Sunday 31 March 2013

Time to Ignore the President of Italy and Assert the Sovereignty of Parliament

'In vain I have struggled. It will not do. My feelings will not be repressed.'  Angels hold no brief for the Italian Democratic Party or its erstwhile candidate premier. Nonetheless, Pierluigi Bersani has been most seriously wronged, as has the Democratic Party and its voters.  It was not for President Napolitano  to act as he has.  Bersani should meet Parliament and see of he can muster a vote of confidence in both Houses, not have Parliament second-guessed by Napolitano.  Italy is not the France of the Fifth Republic (yet).

Bersani has an absolute majority in the Chamber of Deputies (the Lower House).  He can table and carry a motion of no confidence in the Monti administration as soon as he likes.  At that point Napolitano will be forced to get out of the way, together with his ten Dead White Men, and Bersani will face the Parliament, to be accepted or rejected by the proper body.  Bersani has not returned to Napolitano (to Napolitano's reported extreme irritation) the mandate he has held since the President's earlier consultations.  With Monti voted out he is freed and, almost certainly, would be able to find the dozen votes he needs in the Senate.

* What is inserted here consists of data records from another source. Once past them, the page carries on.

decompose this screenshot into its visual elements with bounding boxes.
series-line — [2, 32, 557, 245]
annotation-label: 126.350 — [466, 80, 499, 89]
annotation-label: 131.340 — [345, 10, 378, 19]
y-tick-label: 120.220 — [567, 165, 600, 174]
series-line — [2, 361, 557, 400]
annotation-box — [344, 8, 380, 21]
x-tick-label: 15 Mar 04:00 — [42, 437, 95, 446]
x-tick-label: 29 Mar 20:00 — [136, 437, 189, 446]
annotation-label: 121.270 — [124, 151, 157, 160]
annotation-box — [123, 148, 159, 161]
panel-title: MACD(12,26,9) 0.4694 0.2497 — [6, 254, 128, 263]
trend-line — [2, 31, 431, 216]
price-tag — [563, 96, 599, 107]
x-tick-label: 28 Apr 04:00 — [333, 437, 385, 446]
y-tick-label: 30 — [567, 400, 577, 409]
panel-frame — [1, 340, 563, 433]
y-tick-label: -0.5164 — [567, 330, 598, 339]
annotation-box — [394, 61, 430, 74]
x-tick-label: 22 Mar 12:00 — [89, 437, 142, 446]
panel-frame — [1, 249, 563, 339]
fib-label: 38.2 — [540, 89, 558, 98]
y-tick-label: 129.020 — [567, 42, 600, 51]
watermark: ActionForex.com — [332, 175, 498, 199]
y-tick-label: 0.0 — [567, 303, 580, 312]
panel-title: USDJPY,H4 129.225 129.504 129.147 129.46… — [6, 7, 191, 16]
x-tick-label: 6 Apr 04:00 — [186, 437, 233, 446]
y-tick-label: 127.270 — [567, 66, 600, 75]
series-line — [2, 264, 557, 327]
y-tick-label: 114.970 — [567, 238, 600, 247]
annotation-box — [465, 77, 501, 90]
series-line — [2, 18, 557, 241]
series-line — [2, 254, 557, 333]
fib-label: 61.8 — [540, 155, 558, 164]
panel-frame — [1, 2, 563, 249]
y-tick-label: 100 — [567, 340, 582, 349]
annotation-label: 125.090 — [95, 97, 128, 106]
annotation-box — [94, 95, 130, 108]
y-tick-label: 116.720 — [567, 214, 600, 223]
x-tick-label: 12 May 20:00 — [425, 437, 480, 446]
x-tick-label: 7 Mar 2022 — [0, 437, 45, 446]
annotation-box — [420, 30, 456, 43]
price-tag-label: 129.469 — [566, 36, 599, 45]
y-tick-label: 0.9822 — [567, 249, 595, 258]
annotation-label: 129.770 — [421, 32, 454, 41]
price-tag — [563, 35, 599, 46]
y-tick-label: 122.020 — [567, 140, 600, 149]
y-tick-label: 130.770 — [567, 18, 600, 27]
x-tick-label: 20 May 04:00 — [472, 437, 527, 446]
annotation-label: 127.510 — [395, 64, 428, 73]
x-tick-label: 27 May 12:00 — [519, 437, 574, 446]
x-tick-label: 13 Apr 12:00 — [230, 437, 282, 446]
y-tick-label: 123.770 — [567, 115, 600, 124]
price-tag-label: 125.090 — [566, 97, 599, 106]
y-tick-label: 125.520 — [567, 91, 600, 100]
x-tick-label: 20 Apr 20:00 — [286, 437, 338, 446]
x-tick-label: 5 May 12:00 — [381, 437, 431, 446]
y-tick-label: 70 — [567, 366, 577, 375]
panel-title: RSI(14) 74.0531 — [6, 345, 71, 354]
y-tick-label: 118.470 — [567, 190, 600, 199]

So why doesn't Bersani act?  Yes his party is split but for this power-taking operation it might well reunite.  Yes a great wound would open in Italian institutions of governance between the Parliament and the Presidency but, frankly, Napolitano has asked for it by putting himself into such a position, and will be gone within weeks anyway.  Parliamentary sovereignty should not have been encroached  like this.  The real reason Bersani won't do it is because he hasn't got the guts Napolitano has, and he's backed down.  If Bersani wants office he's got the mandate and the votes but he has to take it.

2 comments:

Electro-Kevin said...

Interesting.

But how far we've fallen if Italian politics is a concern.

hatfield girl said...

Templates is the new Brussels word E-K. Cyprus for sovereign debt, Italy for too bold democratic tendencies....no reason to think the UK has been left out. Migration might be the template being tried there.